Потом соседки уговорили ее стать надомницей: плести корзинки для промысловой артели. Этим занималось полдеревни. Она нарезала прутьев и целые дни плела и плела: корзинку за корзинкой, корзинку за корзинкой. «Занятие для душевнобольных, — покорно думала она. — Надо же чем-то скрашивать жизнь. И так день за днем. Если я попаду в сумасшедший дом, ничего страшного не случится: опять буду плести корзинки».
Но все же эта работа отвлекала от тягостных мыслей, хотя втайне она и побаивалась, что когда-нибудь не выдержит, потеряет рассудок и действительно окажется среди душевнобольных. Она плела корзинки, ненавидела их, но в то же время монотонная работа помогала ей избавиться от страха. До сих пор, когда ей в городе попадается на глаза сплетенная из прутьев корзинка, у нее замирает сердце.
Мужчины проведали о хороших заработках в Чехии и каждую зиму стали уходить туда. В эти месяцы Ева держалась свободнее, она смелей смотрела на окружающий мир — ходила дальше в лес за прутьями, покупала что-нибудь в дом, чувствовала себя полегче, хотя и знала: как только вернется муж, все пойдет по-старому.
Потом нашла место в магазине. Трудная работа, но именно такая ей сейчас и требовалась. Раньше Ева, запуганная, сидела и плела корзинки так тихо и неподвижно, что кровь едва струилась по жилам. Теперь она набросилась на тяжелую работу, от которой сильнее билось сердце. Иногда она отрывалась от дела, оглядывалась вокруг, видела горы в морозном воздухе, видела мир, чистый и словно прозрачный. Домой она шла, твердо ступая, чувствуя свой шаг и свое дыхание. И это радовало ее: «Да, я такая же, как другие, даже горы принадлежат мне».
Головокружение прекратилось. Озноб прошел. Ева сидела за столом и глубоко дышала, повторяя про себя: «Только не надо бояться».
Она осторожно встала — ничего с ней не случилось.

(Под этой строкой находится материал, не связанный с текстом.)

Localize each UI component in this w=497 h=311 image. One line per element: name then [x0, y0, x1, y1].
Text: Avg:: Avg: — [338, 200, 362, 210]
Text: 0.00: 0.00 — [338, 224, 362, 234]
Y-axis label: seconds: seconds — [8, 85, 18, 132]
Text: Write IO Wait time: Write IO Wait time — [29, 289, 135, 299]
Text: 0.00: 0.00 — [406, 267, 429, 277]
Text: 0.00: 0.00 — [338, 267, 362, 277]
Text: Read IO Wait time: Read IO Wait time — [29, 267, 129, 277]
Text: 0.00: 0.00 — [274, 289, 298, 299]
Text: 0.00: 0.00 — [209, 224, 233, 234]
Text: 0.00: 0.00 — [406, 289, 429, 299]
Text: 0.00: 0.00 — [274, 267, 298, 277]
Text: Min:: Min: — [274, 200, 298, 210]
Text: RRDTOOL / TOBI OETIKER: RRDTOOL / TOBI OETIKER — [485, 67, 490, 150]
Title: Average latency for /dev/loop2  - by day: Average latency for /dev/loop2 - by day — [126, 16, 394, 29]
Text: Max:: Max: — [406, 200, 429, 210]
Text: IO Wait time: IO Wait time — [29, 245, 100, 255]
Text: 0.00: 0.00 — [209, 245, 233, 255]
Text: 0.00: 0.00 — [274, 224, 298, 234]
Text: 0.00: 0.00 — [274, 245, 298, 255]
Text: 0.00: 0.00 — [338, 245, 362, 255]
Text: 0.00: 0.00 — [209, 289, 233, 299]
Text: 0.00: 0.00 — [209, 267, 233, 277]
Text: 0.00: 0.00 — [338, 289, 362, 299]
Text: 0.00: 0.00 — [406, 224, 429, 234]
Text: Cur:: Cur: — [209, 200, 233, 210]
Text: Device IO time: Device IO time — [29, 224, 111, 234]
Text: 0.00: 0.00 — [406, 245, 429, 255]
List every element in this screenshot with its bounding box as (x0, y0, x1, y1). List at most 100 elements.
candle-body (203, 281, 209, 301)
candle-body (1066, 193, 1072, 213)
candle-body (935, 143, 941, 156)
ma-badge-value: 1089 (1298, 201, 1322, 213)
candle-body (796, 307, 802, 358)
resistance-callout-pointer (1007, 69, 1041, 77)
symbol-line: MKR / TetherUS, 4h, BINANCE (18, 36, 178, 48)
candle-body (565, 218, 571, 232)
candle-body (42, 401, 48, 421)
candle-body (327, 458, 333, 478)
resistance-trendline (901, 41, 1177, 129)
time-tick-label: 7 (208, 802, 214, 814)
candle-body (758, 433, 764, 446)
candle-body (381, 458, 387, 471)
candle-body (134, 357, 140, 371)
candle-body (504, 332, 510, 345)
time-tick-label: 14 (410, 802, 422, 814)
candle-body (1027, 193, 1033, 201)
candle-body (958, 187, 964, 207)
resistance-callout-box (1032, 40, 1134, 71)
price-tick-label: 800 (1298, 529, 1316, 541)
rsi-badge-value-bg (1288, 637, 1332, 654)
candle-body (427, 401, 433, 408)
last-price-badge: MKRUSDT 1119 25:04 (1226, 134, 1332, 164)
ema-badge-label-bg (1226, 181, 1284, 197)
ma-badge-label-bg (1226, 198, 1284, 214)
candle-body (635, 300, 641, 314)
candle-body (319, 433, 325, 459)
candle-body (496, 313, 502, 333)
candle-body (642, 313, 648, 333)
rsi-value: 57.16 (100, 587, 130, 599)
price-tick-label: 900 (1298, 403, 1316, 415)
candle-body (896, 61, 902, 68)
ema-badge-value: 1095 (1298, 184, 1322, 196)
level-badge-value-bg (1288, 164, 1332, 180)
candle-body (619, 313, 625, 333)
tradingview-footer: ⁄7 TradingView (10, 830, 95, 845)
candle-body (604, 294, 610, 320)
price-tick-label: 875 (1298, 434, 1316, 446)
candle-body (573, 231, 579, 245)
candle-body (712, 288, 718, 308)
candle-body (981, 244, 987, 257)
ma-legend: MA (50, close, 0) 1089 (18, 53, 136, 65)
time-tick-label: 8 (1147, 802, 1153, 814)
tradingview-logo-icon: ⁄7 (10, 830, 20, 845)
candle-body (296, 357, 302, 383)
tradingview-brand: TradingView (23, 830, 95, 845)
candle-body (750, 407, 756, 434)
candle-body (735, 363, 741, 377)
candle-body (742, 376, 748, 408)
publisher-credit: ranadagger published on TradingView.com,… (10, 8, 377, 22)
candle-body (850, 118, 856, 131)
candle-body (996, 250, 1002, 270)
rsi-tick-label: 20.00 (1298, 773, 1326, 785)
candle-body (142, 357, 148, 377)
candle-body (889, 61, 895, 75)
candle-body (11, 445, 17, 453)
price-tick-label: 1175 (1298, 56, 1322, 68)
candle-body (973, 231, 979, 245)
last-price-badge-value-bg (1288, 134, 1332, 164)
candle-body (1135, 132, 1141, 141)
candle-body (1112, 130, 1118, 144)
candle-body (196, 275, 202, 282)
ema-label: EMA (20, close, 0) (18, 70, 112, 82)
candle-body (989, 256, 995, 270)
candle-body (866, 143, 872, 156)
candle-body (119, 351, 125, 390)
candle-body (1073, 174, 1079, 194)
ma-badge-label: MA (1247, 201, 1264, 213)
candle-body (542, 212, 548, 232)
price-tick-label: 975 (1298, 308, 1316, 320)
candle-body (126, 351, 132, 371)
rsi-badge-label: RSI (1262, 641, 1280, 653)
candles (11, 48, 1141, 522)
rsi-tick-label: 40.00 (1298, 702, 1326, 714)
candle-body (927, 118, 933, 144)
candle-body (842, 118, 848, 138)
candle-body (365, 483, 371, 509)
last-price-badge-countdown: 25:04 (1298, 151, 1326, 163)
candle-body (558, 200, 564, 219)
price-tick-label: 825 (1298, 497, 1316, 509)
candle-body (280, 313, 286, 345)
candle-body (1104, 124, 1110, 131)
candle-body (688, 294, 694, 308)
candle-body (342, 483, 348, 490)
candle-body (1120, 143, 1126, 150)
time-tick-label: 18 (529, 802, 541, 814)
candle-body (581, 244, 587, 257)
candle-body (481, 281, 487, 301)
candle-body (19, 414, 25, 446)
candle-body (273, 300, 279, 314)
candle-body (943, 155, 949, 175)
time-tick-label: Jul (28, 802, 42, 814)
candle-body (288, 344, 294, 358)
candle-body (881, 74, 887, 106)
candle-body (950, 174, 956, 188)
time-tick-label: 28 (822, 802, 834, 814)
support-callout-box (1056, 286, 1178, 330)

Сделала шаг, другой, зажгла свет, нашла перо и бумагу, села за стол и написала: «Милый мой муж, я рада, что ты вернешься домой…» Тут она остановилась.
Часы громко тикали, и ей казалось, что, чем дольше их слушать, тем они тикают быстрее. Еще неделя, еще две — и он вернется. Она скомкала лист, бросила его в угольный ящик и стала раздеваться.
Выключив свет, приоткрыла окно. Комнату наполнил шум оживающего весеннего леса.
Иногда магазинчик напоминал Винценту хозяйство Габики: так же аккуратно расставлены банки и склянки, тот же запах дешевого кофе. О Габике он совсем забыл: даже не мог хорошенько представить ее лицо. Но ему не хватало уюта, каким в свое время она окружала его.
Из-за занавески выглянула Ева, мило улыбнулась и проговорила:
— Давно вы у нас не были.
Он показал на забинтованную руку:
— Немножко пришлось полежать в больнице.